The tap dancing teacher stood up from his seat. "How about something like this?" Using his normal, standard blue suede shoes, he tapped out a simply delicious rhythm.
Matthew was bewildered. "Well, of course I could have done that, but, I haven’t got my tap shoes on, have I?"
Percy gave a little cough, took the tap-shoes out of their little bag and placed them in the hands of Matthew Corbett. "Well, thanks, kid. I’ve got no excuses now. Well, you asked for it!"
Matthew began finely, but ended up falling down on the floor in a wreck. There was laughter among the swinging bachelors.
"I thought so!" the tap dancing teacher chortled. "You can’t tap dance! You were boasting!"
Matthew Corbett climbed to his feet, his back aching. "Well, alright, I may have been boasting a little," he said in his embarrassed defence. "One things for sure I am very rusty! But listen! I did use to be able to tap dance you know!"
No one believed him after that and Percy returned to the Fat Controller.

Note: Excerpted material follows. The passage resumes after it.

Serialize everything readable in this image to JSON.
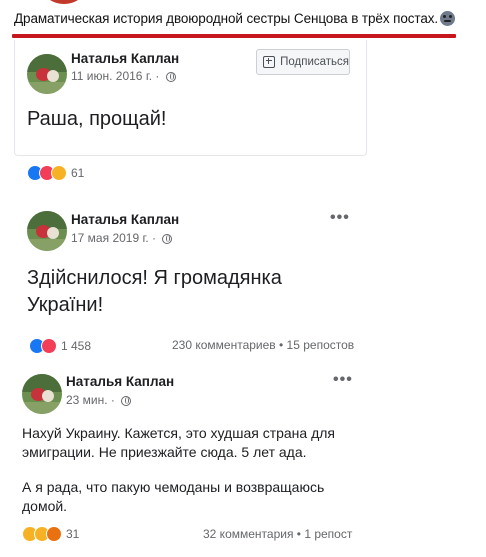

Things had changed at the train museum. The Fat Controller had been overthrown and the ruler was now Gordon. It was bound to happen sooner or later. The Fat Controller was locked in a cage and was singing various hits by none other than the fanciful "Leonardo’s bride".
"Oh, come on, Fat Controller. Sing something with a little bit more bounce in it!"
The Fat Controller was tightly gripping the bars of the cage in anxiety. "Why, Gordon?"
Gordon thought for a moment and then took a ten-cent piece out of his pocket. "I’m stupid, okay! I know it, you know it, I’m dumb! So get over it, will you?"
The Fat Controller got over it and in came Percy. "Hi, Gordon. Hi, Sir Topham Hatt!"
Suddenly a freedom fighter jumped over the fence and karate-kicked Gordon in the back of his leg. "Ouch!" Gordon said.
Percy was given a big hug and then he was given a pat on the back. The freedom fighter looked at him in fondness. "Coochy-choochy-coo!" he teased, and screwed up Percy’s hair.
"Aw, shucks!" Percy blushed. Soon the freedom fighter had taken off his jacket and put it on Percy’s back.
Percy had never been showered with such attention! It was unfortunate that the freedom fighter was such a threat to Percy’s existence; the man was very surprising, you see, and Percy didn’t enjoy surprises. Soon things were back to normal and Percy had decided that his point of action now was to return to his school and clear up their little misunderstanding.